C’est dans cette logique que Martin Fayulu situe son appel au dialogue. Pour lui, il ne s’agit pas d’un échange politique ordinaire, mais d’un cadre destiné à identifier les causes profondes de la crise. Parmi celles-ci, il cite l’illégitimité des institutions et de leurs dirigeants, le tribalisme, la faillite de l’État et la mauvaise gouvernance. Autant d’éléments qu’il considère comme des facteurs internes ayant fragilisé le pays.
– Fayulu met en garde contre une “voie périlleuse” –
Quelques jours auparavant, sur X, Martin Fayulu s’était de nouveau attaqué à l’ambition affichée du régime de Kinshasa de réviser la Constitution du 18 février 2006. L’ancien candidat a la présidentielle de 2016 et 2022 alerte sur le contexte dans lequel cette initiative est envisagée : un pays confronté à une insécurité persistante, avec une partie de son territoire sous occupation, une autorité de l’État affaiblie et la présence de plusieurs administrations parallèles. Dans ces conditions, l’opposant estime qu’engager une révision constitutionnelle constitue une prise de risque majeure.

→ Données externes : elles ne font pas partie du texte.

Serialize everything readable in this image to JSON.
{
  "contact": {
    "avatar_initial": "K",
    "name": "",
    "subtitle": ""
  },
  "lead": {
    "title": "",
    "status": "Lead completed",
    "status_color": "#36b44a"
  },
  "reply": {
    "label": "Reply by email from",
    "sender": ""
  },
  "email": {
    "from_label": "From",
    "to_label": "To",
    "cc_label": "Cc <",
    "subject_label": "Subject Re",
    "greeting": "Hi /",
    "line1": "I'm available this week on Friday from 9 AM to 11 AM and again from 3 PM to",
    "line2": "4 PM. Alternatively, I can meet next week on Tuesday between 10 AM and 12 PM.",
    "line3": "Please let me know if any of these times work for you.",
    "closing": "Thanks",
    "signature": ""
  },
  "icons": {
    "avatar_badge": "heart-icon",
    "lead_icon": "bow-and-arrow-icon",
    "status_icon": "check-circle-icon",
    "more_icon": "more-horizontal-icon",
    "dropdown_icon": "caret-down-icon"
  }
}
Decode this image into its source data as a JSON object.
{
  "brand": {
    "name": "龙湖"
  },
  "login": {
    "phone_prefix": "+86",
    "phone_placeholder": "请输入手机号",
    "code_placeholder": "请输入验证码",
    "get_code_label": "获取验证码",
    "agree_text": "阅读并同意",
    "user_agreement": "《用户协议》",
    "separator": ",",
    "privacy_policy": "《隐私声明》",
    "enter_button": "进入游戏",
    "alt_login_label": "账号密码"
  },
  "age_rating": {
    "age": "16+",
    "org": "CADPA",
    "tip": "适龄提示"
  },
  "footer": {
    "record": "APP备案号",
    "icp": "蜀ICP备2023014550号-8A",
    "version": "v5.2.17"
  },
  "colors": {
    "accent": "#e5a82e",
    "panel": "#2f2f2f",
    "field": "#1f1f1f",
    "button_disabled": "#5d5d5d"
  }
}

Réviser notre Constitution aujourd’hui, dans un contexte de chaos où une partie du territoire est occupée par le Rwanda, où l’autorité de l’État s’érode, où des administrations parallèles prolifèrent et où le peuple souffre chaque jour, c’est s’engager sur une voie périlleuse, aux conséquences dangereuses, prévient-il.
Pour lui, le problème de la République démocratique du Congo ne réside pas dans le texte fondamental lui-même, mais dans son non-respect. Il insiste sur le fait que changer ou réviser la Constitution ne produira aucun effet si les pratiques politiques restent inchangées.
Dans la continuité de son analyse, il élargit la notion de menace en soulignant que les dangers pesant sur le pays ne sont pas uniquement extérieurs. Il pointe également des facteurs internes, notamment la quête du pouvoir au détriment du peuple, qu’il considère comme une menace tout aussi sérieuse.
Nos ennemis ne sont pas uniquement à nos frontières. La soif du pouvoir au détriment du peuple constitue une menace intérieure tout aussi grave. La sagesse bantoue nous enseigne la prudence face à l’irréversible. Que ceux qui jouent avec le destin de 120 millions de Congolais prennent la mesure de leur responsabilité, avant qu’il ne soit trop tard. Les hommes passent. La Nation demeure, a-t-il prévenu.